A deliberate and thoughtful speaker, Howard has built success around his ability to form connections with players. Bethune-Cookman Head Coach Vanessa Blair-Lewis, who worked with Howard for four seasons, spoke favorably of his ability to connect with athletes.
“Coach Howard is a people person,” Blair-Lewis said. “And he’s a one-at-a-time people person, meaning he’ll take time to make sure that if it’s just one player that needs his attention, that no matter what else he has to do, that player will get his attention.”
Throughout his coaching career, Howard’s interpersonal skills have allowed him to make a positive impact on the recruiting trail. In the first few months of his tenure as Georgetown’s head coach, he has already found success on the road, securing the commitments of five student-athletes who are expected to join the team next season.
Although Howard cannot discuss those recruits at this time due to NCAA rules, reports indicate that the class will be led by Shanniah Wright, a forward from Brooklyn, N.Y., who ESPN ranks as the No. 92 player in the country for the Class of 2018.
“I’m a personality guy that is built on faith.
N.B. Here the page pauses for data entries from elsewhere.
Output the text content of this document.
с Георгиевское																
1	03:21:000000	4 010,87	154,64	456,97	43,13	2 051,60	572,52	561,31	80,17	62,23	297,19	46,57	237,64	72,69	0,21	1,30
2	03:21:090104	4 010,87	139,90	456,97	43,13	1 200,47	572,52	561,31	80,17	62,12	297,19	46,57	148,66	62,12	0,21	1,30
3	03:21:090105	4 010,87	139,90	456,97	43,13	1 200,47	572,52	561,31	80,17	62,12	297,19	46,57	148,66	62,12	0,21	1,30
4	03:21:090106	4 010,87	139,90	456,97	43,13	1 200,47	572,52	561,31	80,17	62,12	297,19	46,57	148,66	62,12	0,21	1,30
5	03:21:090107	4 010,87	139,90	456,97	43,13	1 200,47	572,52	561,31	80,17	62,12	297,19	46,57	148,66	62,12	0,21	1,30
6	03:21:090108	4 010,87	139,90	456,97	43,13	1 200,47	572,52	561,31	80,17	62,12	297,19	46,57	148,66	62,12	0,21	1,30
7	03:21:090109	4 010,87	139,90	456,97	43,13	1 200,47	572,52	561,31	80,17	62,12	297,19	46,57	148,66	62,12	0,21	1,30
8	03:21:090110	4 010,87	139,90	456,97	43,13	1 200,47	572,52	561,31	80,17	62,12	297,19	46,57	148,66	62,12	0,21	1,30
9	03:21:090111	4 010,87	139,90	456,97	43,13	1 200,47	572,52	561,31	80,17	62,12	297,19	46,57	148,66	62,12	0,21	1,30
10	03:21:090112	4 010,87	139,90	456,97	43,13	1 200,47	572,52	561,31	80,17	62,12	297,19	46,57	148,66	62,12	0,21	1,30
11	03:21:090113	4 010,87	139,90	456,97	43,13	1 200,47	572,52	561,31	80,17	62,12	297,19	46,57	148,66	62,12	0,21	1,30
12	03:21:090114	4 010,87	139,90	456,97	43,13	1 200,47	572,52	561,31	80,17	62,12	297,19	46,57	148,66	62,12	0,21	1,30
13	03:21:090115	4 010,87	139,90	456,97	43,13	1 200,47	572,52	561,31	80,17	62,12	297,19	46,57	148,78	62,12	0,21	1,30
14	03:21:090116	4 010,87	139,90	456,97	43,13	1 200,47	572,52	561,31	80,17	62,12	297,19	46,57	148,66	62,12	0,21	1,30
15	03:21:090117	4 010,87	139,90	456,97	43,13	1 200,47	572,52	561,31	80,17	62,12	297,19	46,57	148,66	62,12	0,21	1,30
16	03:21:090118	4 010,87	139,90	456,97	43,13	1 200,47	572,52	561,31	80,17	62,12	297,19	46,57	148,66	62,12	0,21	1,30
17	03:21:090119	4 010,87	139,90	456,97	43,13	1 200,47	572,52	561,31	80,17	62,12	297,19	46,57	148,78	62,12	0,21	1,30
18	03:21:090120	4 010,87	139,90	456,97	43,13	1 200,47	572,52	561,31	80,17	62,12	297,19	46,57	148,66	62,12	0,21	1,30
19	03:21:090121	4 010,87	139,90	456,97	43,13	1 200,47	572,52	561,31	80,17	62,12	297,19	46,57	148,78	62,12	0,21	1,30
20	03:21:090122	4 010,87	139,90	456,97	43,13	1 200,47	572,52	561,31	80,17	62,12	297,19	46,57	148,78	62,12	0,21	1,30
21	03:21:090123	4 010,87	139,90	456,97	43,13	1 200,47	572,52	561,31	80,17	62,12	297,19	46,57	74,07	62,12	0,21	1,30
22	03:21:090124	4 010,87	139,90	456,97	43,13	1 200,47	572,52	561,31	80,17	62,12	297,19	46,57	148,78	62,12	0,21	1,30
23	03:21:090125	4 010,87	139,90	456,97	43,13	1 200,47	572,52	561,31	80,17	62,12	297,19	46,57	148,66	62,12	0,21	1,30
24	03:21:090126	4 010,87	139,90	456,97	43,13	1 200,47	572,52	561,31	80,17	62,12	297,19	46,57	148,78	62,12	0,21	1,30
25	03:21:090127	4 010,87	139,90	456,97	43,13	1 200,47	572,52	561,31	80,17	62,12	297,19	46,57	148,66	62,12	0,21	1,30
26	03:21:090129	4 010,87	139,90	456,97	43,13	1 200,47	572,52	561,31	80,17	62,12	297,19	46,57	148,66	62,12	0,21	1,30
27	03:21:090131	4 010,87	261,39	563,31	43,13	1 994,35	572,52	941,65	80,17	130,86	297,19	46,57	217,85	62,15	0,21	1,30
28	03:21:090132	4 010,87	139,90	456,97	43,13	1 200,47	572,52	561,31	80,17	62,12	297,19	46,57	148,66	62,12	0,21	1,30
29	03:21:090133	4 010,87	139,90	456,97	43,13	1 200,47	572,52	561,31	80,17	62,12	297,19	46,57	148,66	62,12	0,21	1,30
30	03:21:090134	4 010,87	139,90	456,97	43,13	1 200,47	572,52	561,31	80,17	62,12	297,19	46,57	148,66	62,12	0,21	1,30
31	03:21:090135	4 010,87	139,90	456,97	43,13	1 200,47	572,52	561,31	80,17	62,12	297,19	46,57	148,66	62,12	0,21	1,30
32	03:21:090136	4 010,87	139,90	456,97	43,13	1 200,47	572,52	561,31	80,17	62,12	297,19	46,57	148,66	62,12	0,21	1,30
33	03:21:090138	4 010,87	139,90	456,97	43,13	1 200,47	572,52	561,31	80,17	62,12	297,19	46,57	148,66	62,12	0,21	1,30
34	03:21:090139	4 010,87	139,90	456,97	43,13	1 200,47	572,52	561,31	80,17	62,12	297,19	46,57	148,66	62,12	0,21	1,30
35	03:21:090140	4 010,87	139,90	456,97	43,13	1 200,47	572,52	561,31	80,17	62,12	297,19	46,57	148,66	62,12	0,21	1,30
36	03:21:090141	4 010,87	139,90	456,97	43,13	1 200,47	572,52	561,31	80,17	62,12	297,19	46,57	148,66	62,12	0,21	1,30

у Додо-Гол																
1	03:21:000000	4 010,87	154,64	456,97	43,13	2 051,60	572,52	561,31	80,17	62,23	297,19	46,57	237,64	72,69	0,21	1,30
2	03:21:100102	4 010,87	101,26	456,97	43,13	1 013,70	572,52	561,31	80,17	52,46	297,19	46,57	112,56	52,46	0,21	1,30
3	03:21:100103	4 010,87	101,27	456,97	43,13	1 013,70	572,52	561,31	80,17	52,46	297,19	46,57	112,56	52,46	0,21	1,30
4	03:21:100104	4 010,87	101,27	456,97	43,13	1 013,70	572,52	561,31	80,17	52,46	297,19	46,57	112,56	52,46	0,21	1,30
I’ve been a recruiter all my life. From the time of being a head coach at a Division III program, I had to recruit without scholarships, and be able to go into households and sell yourself and sell that university,” Howard said. “I just think it’s identifying from that point what student athlete fits the mission statement here at Georgetown, and that’s academics and then athletics.”
Both in the recruiting process and continuing once players arrive on campus, Howard focuses on forming relationships with players that go beyond the game of basketball.
“When he goes into a parent’s home, he doesn’t sell them on just Georgetown, he sells them on Georgetown, plus ‘I’ll be here for the rest of your life’,” Blair-Lewis said. “‘When you have that baby, when you go get married, I’ll be here.’ He has always fostered relationships like that with his players that are way deeper than basketball.”
In the long run, Howard hopes that the relationships he forms with players and recruits will lead to winning, and that winning will help further solidify those relationships. Even as a first-time Division I head coach, he is not shy about his ambitions for the future.
“My vision is to do something special here, and that’s build a program that people can be proud of, and you can hang your hat on Georgetown women’s basketball,” Howard said. “We’re going to build it, we’re going to try to put it together and hopefully get the right kids, but our plan going forward is to win.”